Spotify will be a public company on its own terms. It’s a brave and smart move. I think the big banks should be more worried about the threat this poses to their IPO fees.
We’re seeing late-stage private companies change the way they look at the public markets: they’re staying private much longer, raising more money in the private markets and, as Spotify is showing, they’re now going public on their terms.
This is bigger than a single IPO, the late-stage private company landscape has fundamentally changed.
If Spotify’s Wall Street debut turns out to be successful, other private companies could be encouraged to follow its example.
According to George Parker, finance professor at Stanford University, however unpredictable, Spotify’s move has a solid chance to set a new trend.
He told Verdict:
What Spotify is doing has never been illegal, it has just been exceedingly uncommon. But Spotify is a high profile company and with its success, there will undoubtedly be those who follow.
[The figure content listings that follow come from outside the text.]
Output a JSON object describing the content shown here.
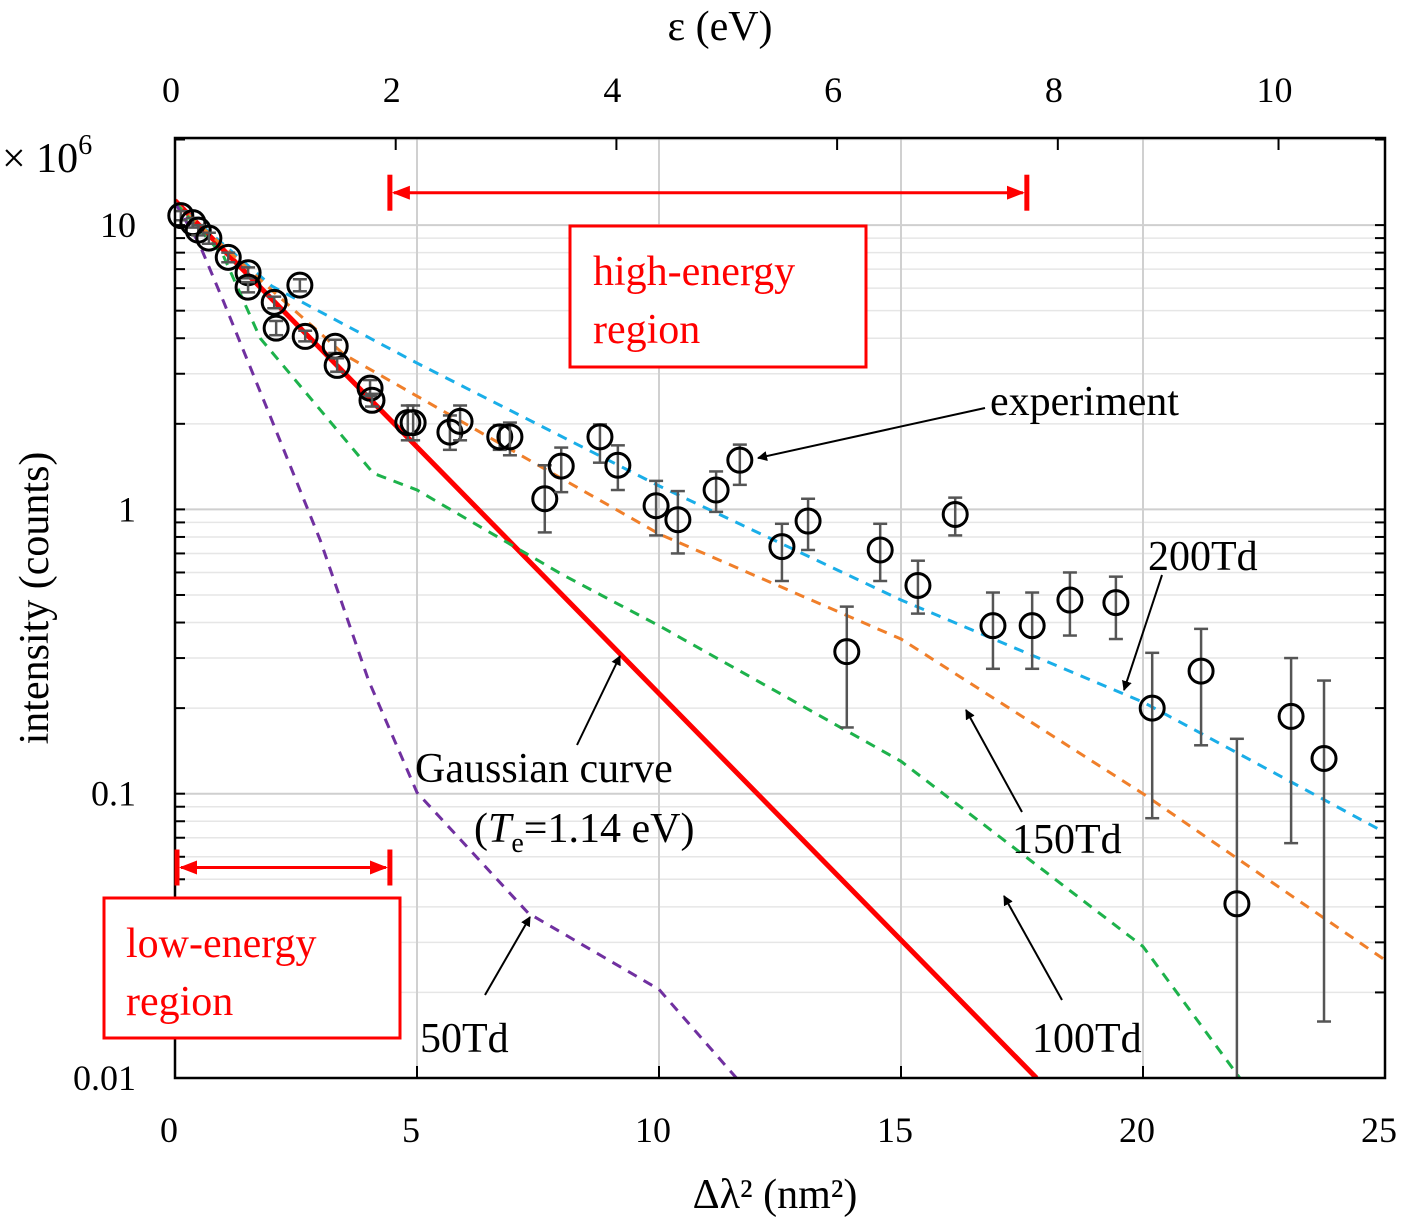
{
  "chart_data": {
    "type": "scatter",
    "title": "",
    "xlabel": "Δλ² (nm²)",
    "ylabel": "intensity (counts)",
    "y_multiplier": "× 10^6",
    "y_multiplier_base": "× 10",
    "y_multiplier_exp": "6",
    "x2label": "ε (eV)",
    "xlim": [
      0,
      25
    ],
    "ylim": [
      0.01,
      20
    ],
    "yscale": "log",
    "grid": true,
    "x_ticks": [
      0,
      5,
      10,
      15,
      20,
      25
    ],
    "x_tick_labels": [
      "0",
      "5",
      "10",
      "15",
      "20",
      "25"
    ],
    "y_ticks": [
      10,
      1,
      0.1,
      0.01
    ],
    "y_tick_labels": [
      "10",
      "1",
      "0.1",
      "0.01"
    ],
    "top_axis": {
      "ticks": [
        0,
        2,
        4,
        6,
        8,
        10
      ],
      "tick_labels": [
        "0",
        "2",
        "4",
        "6",
        "8",
        "10"
      ],
      "nm2_per_eV": 2.28
    },
    "experiment": {
      "name": "experiment",
      "marker": "open-circle",
      "color": "#000000",
      "errorbar_color": "#555555",
      "points": [
        {
          "x": 0.12,
          "y": 10.8,
          "lo": 10.4,
          "hi": 11.2
        },
        {
          "x": 0.37,
          "y": 10.2,
          "lo": 9.8,
          "hi": 10.6
        },
        {
          "x": 0.48,
          "y": 9.6,
          "lo": 9.2,
          "hi": 10.0
        },
        {
          "x": 0.7,
          "y": 9.0,
          "lo": 8.6,
          "hi": 9.4
        },
        {
          "x": 1.1,
          "y": 7.7,
          "lo": 7.4,
          "hi": 8.0
        },
        {
          "x": 1.51,
          "y": 6.8,
          "lo": 6.5,
          "hi": 7.1
        },
        {
          "x": 1.51,
          "y": 6.05,
          "lo": 5.8,
          "hi": 6.3
        },
        {
          "x": 2.05,
          "y": 5.35,
          "lo": 5.1,
          "hi": 5.6
        },
        {
          "x": 2.09,
          "y": 4.34,
          "lo": 4.1,
          "hi": 4.6
        },
        {
          "x": 2.58,
          "y": 6.15,
          "lo": 5.85,
          "hi": 6.45
        },
        {
          "x": 2.69,
          "y": 4.06,
          "lo": 3.9,
          "hi": 4.25
        },
        {
          "x": 3.31,
          "y": 3.75,
          "lo": 3.55,
          "hi": 3.95
        },
        {
          "x": 3.35,
          "y": 3.21,
          "lo": 3.05,
          "hi": 3.4
        },
        {
          "x": 4.03,
          "y": 2.67,
          "lo": 2.5,
          "hi": 2.85
        },
        {
          "x": 4.07,
          "y": 2.42,
          "lo": 2.3,
          "hi": 2.55
        },
        {
          "x": 4.81,
          "y": 2.02,
          "lo": 1.75,
          "hi": 2.32
        },
        {
          "x": 4.92,
          "y": 2.02,
          "lo": 1.75,
          "hi": 2.32
        },
        {
          "x": 5.68,
          "y": 1.87,
          "lo": 1.62,
          "hi": 2.14
        },
        {
          "x": 5.89,
          "y": 2.04,
          "lo": 1.75,
          "hi": 2.32
        },
        {
          "x": 6.71,
          "y": 1.8,
          "lo": 1.62,
          "hi": 1.98
        },
        {
          "x": 6.92,
          "y": 1.8,
          "lo": 1.55,
          "hi": 2.02
        },
        {
          "x": 7.64,
          "y": 1.09,
          "lo": 0.83,
          "hi": 1.43
        },
        {
          "x": 7.98,
          "y": 1.42,
          "lo": 1.15,
          "hi": 1.65
        },
        {
          "x": 8.78,
          "y": 1.8,
          "lo": 1.46,
          "hi": 1.99
        },
        {
          "x": 9.15,
          "y": 1.43,
          "lo": 1.17,
          "hi": 1.68
        },
        {
          "x": 9.94,
          "y": 1.03,
          "lo": 0.81,
          "hi": 1.26
        },
        {
          "x": 10.39,
          "y": 0.92,
          "lo": 0.7,
          "hi": 1.16
        },
        {
          "x": 11.18,
          "y": 1.17,
          "lo": 0.98,
          "hi": 1.36
        },
        {
          "x": 11.67,
          "y": 1.49,
          "lo": 1.22,
          "hi": 1.69
        },
        {
          "x": 12.54,
          "y": 0.74,
          "lo": 0.56,
          "hi": 0.89
        },
        {
          "x": 13.08,
          "y": 0.91,
          "lo": 0.72,
          "hi": 1.09
        },
        {
          "x": 13.88,
          "y": 0.316,
          "lo": 0.171,
          "hi": 0.455
        },
        {
          "x": 14.57,
          "y": 0.72,
          "lo": 0.56,
          "hi": 0.89
        },
        {
          "x": 15.35,
          "y": 0.54,
          "lo": 0.43,
          "hi": 0.66
        },
        {
          "x": 16.12,
          "y": 0.96,
          "lo": 0.81,
          "hi": 1.1
        },
        {
          "x": 16.9,
          "y": 0.39,
          "lo": 0.275,
          "hi": 0.51
        },
        {
          "x": 17.71,
          "y": 0.39,
          "lo": 0.275,
          "hi": 0.51
        },
        {
          "x": 18.49,
          "y": 0.48,
          "lo": 0.36,
          "hi": 0.6
        },
        {
          "x": 19.44,
          "y": 0.47,
          "lo": 0.35,
          "hi": 0.58
        },
        {
          "x": 20.19,
          "y": 0.2,
          "lo": 0.082,
          "hi": 0.313
        },
        {
          "x": 21.2,
          "y": 0.27,
          "lo": 0.148,
          "hi": 0.38
        },
        {
          "x": 21.94,
          "y": 0.041,
          "lo": 0.01,
          "hi": 0.156
        },
        {
          "x": 23.06,
          "y": 0.187,
          "lo": 0.067,
          "hi": 0.3
        },
        {
          "x": 23.74,
          "y": 0.133,
          "lo": 0.0158,
          "hi": 0.25
        }
      ]
    },
    "series": [
      {
        "name": "Gaussian curve",
        "color": "#ff0000",
        "style": "solid",
        "x": [
          0,
          17.8
        ],
        "y": [
          12.2,
          0.01
        ]
      },
      {
        "name": "200Td",
        "color": "#1aaee8",
        "style": "dashed",
        "x": [
          0,
          2,
          5,
          10,
          15,
          20,
          25
        ],
        "y": [
          12,
          6.1,
          3.27,
          1.21,
          0.48,
          0.21,
          0.073
        ]
      },
      {
        "name": "150Td",
        "color": "#f07f2a",
        "style": "dashed",
        "x": [
          0,
          2,
          3.5,
          6.6,
          10,
          15,
          20,
          25
        ],
        "y": [
          12,
          5.9,
          3.5,
          1.75,
          0.82,
          0.35,
          0.1,
          0.026
        ]
      },
      {
        "name": "100Td",
        "color": "#1db24b",
        "style": "dashed",
        "x": [
          0,
          1,
          1.76,
          4.1,
          5,
          8,
          10,
          15,
          20,
          22
        ],
        "y": [
          12,
          7.8,
          4.0,
          1.34,
          1.17,
          0.59,
          0.39,
          0.13,
          0.029,
          0.01
        ]
      },
      {
        "name": "50Td",
        "color": "#7030a0",
        "style": "dashed",
        "x": [
          0,
          0.5,
          1,
          2,
          3,
          4,
          5,
          7.3,
          10,
          11.6
        ],
        "y": [
          12,
          8.6,
          5.4,
          2.06,
          0.78,
          0.25,
          0.101,
          0.038,
          0.0205,
          0.01
        ]
      }
    ],
    "regions": [
      {
        "label_line1": "high-energy",
        "label_line2": "region",
        "x_range": [
          4.44,
          17.6
        ],
        "arrow_y": 13.0,
        "color": "#ff0000"
      },
      {
        "label_line1": "low-energy",
        "label_line2": "region",
        "x_range": [
          0,
          4.44
        ],
        "arrow_y": 0.055,
        "color": "#ff0000"
      }
    ],
    "annotations": {
      "experiment": "experiment",
      "td200": "200Td",
      "td150": "150Td",
      "td100": "100Td",
      "td50": "50Td",
      "gaussian_line1": "Gaussian curve",
      "gaussian_open": "(",
      "gaussian_T": "T",
      "gaussian_sub": "e",
      "gaussian_rest": "=1.14 eV)"
    }
  }
}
If the price risk is not too great, the cost is clearly less than in an underwritten offering. How big the trend might become is too early to assess.
Parker also said that the risk of going public without a bank underwriter is minimal:
The story of the company is well known, so the sales effort can be proportionally less.
And, it has minimised its risk somewhat by having advisory contracts with the same banks that would have done a fixed price underwriting.